Reducing Health Misinformation in Search Results
Loading...
Date
2022-08-22
Authors
Zhang, Dake
Advisor
Smucker, Mark
Journal Title
Journal ISSN
Volume Title
Publisher
University of Waterloo
Abstract
People commonly search the web for answers to health-related questions. With health information being added to the Internet every day, misinformation proliferates and disseminates wildly. Previous work has shown that if health misinformation exists in search results, people can make incorrect decisions, which may cause negative effects on their lives. To reduce health misinformation in search results, we need to be able to find web documents that contain correct information and promote them to higher positions in search results over documents that contain misinformation. In this thesis, we describe our efforts in reducing health misinformation in search results.

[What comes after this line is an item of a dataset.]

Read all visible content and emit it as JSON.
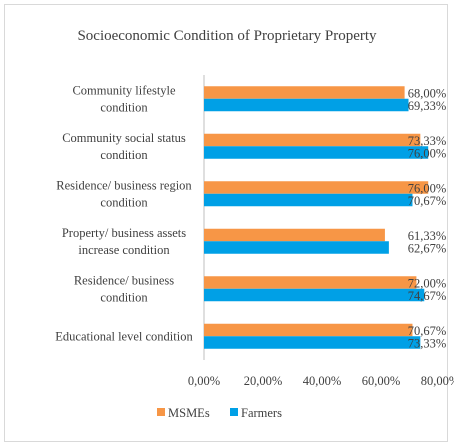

First, we describe our participation in the TREC 2021 Health Misinformation Track, which provides a framework for evaluating ranking approaches to reducing health misinformation in search results. This track uses the Compatibility Difference as the primary evaluation metric, which measures the approach's ability to rank correct and credible documents before incorrect and non-credible documents. In the 2021 track, runs that used the provided correct answers were viewed as manual runs. By making use of the known answers and applying a Stance Detection Model for reranking, our manual method achieved a Compatibility Difference score of 0.176, a dramatic improvement over the BM25 baseline with a score of -0.022.
Second, as an extension of our work above, we present a pipeline to automatically derive correct answers by learning trustworthy web sources and then reduce health misinformation in search engine results. Determining the correct answer has been a difficult hurdle to overcome for participants in the TREC Health Misinformation Track. In the 2021 track, automatic runs were not allowed to use the known answer to a topic’s health question. By exploiting an existing set of health questions and corresponding known answers, we show it is possible to learn which web hosts are trustworthy, from which we can predict the correct answers to the 2021 health questions with an accuracy of 76%. Using our predicted answers, we can promote documents that we predict contain this answer and achieve a Compatibility Difference score of 0.129, achieving a three-fold performance increase compared with the previous best automatic method with a score of 0.043.
To wrap up, evaluated on the TREC 2021 Health Misinformation Track, our final pipeline achieves new state-of-the-art performance among automatic runs.